3. Il est patent que les délégués de Briis-sous-Forges (1) qui siègent au syndicat depuis 2002 sont directement intéressés par les aménagements projetés. Étant en même temps juges et parties, ils n’auraient pas du prendre part au vote des délibérations de ce syndicat. Par conséquent la délibération du 28 mars 2013 par laquelle le SIHAL a décidé d’engager la procédure d’expropriation est irrégulière.

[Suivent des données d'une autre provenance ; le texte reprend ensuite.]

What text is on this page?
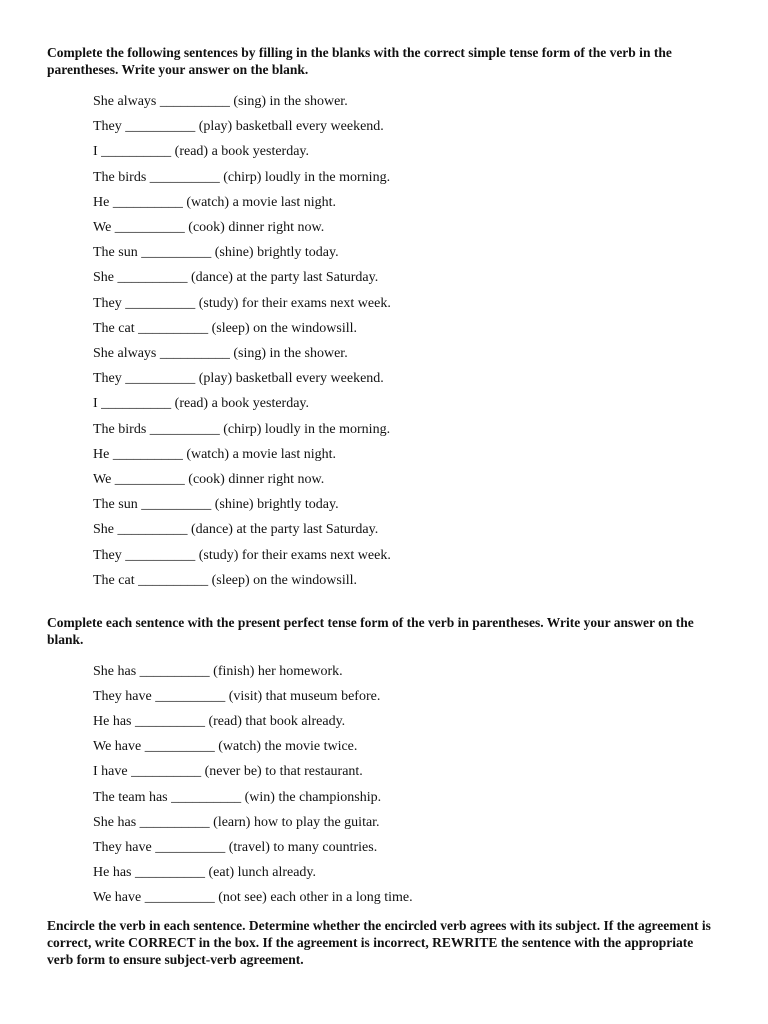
Complete the following sentences by filling in the blanks with the correct simple tense form of the verb in the parentheses. Write your answer on the blank.
She always __________ (sing) in the shower.
They __________ (play) basketball every weekend.
I __________ (read) a book yesterday.
The birds __________ (chirp) loudly in the morning.
He __________ (watch) a movie last night.
We __________ (cook) dinner right now.
The sun __________ (shine) brightly today.
She __________ (dance) at the party last Saturday.
They __________ (study) for their exams next week.
The cat __________ (sleep) on the windowsill.
She always __________ (sing) in the shower.
They __________ (play) basketball every weekend.
I __________ (read) a book yesterday.
The birds __________ (chirp) loudly in the morning.
He __________ (watch) a movie last night.
We __________ (cook) dinner right now.
The sun __________ (shine) brightly today.
She __________ (dance) at the party last Saturday.
They __________ (study) for their exams next week.
The cat __________ (sleep) on the windowsill.
Complete each sentence with the present perfect tense form of the verb in parentheses. Write your answer on the blank.
She has __________ (finish) her homework.
They have __________ (visit) that museum before.
He has __________ (read) that book already.
We have __________ (watch) the movie twice.
I have __________ (never be) to that restaurant.
The team has __________ (win) the championship.
She has __________ (learn) how to play the guitar.
They have __________ (travel) to many countries.
He has __________ (eat) lunch already.
We have __________ (not see) each other in a long time.
Encircle the verb in each sentence. Determine whether the encircled verb agrees with its subject. If the agreement is correct, write CORRECT in the box. If the agreement is incorrect, REWRITE the sentence with the appropriate verb form to ensure subject-verb agreement.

4. On relèvera que le dossier de DUP a été établi en novembre 2012. Ce qui signifie qu’à la date du 28 mars 2013, les élus du syndicat n’étaient pas au courant de la pollution aux PCB NDL de la rivière Prédecelle (concentration jusqu’à 6 fois le seuil de référence au droit du barrage projeté). Les résultats des analyses ont été transmis au syndicat mi-avril 2013 comme en témoigne la présentation faite en conseil municipal de Forges-les-Bains le 25 avril 2013. Un communiqué de la préfecture confirme officiellement cette pollution le 19 avril 2013 seulement.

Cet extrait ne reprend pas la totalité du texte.